DRAW: Defending Camera-shooted RAW against Image Manipulation
- URL: http://arxiv.org/abs/2307.16418v1
- Date: Mon, 31 Jul 2023 05:57:41 GMT
- Title: DRAW: Defending Camera-shooted RAW against Image Manipulation
- Authors: Xiaoxiao Hu, Qichao Ying, Zhenxing Qian, Sheng Li and Xinpeng Zhang
- Abstract summary: We propose a novel scheme of defending images against manipulation by protecting their sources, i.e., camera-shooted RAWs.
Specifically, we design a lightweight Multi-frequency Partial Fusion Network (MPF-Net) friendly to devices with limited computing resources by frequency learning and partial feature fusion.
The protection capability can not only be transferred into the rendered RGB images regardless of the applied ISP pipeline, but also is resilient to post-processing operations such as blurring or compression.

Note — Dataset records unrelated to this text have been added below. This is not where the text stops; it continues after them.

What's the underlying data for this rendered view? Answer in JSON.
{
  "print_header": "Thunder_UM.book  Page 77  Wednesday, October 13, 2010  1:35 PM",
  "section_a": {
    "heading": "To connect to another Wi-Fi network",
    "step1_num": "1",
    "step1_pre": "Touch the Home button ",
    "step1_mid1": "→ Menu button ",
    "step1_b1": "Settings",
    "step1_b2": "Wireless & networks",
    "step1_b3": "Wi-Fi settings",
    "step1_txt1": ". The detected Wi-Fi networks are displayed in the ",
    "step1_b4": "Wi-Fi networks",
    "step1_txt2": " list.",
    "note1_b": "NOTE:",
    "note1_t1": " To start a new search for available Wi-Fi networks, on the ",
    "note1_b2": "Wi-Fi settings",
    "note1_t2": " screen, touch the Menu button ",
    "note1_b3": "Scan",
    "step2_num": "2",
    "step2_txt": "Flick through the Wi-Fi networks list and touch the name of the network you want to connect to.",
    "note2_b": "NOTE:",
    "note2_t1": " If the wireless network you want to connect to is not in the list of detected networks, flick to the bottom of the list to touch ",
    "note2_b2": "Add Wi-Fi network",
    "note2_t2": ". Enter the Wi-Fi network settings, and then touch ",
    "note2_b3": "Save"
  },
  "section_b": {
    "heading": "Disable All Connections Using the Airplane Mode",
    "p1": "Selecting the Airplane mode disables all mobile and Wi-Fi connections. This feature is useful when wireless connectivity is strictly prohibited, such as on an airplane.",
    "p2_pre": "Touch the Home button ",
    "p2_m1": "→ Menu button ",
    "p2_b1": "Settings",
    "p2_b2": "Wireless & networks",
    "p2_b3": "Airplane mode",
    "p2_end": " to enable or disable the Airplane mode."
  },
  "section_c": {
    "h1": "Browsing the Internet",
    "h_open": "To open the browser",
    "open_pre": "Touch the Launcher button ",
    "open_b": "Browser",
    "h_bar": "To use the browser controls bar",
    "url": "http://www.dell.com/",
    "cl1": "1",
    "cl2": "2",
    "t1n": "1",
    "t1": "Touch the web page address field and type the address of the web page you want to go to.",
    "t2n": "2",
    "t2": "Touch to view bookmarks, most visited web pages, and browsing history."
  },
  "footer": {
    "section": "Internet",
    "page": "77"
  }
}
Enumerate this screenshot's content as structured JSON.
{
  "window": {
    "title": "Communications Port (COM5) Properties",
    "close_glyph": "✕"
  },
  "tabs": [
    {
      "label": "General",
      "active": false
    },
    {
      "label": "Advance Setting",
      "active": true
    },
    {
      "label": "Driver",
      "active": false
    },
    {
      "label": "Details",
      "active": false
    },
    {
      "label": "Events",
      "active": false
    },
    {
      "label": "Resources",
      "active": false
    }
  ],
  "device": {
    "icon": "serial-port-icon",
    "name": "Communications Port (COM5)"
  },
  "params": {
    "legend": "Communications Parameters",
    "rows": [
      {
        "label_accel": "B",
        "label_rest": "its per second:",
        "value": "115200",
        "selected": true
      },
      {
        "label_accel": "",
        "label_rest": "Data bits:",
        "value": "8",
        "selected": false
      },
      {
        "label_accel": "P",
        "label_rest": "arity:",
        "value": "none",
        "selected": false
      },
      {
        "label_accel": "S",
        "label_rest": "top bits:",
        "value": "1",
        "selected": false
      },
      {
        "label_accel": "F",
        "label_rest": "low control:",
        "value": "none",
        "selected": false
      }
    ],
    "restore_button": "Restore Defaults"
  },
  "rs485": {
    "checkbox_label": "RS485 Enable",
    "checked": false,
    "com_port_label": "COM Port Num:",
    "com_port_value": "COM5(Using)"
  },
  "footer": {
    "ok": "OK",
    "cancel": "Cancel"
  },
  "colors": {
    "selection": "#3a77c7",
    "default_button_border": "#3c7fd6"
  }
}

- Score: 24.203631473348462
- License: http://creativecommons.org/licenses/by/4.0/
- Abstract: RAW files are the initial measurement of scene radiance widely used in most
cameras, and the ubiquitously-used RGB images are converted from RAW data
through Image Signal Processing (ISP) pipelines. Nowadays, digital images are
risky of being nefariously manipulated. Inspired by the fact that innate
immunity is the first line of body defense, we propose DRAW, a novel scheme of
defending images against manipulation by protecting their sources, i.e.,
camera-shooted RAWs. Specifically, we design a lightweight Multi-frequency
Partial Fusion Network (MPF-Net) friendly to devices with limited computing
resources by frequency learning and partial feature fusion. It introduces
invisible watermarks as protective signal into the RAW data. The protection
capability can not only be transferred into the rendered RGB images regardless
of the applied ISP pipeline, but also is resilient to post-processing
operations such as blurring or compression. Once the image is manipulated, we
can accurately identify the forged areas with a localization network. Extensive
experiments on several famous RAW datasets, e.g., RAISE, FiveK and SIDD,
indicate the effectiveness of our method. We hope that this technique can be
used in future cameras as an option for image protection, which could
effectively restrict image manipulation at the source.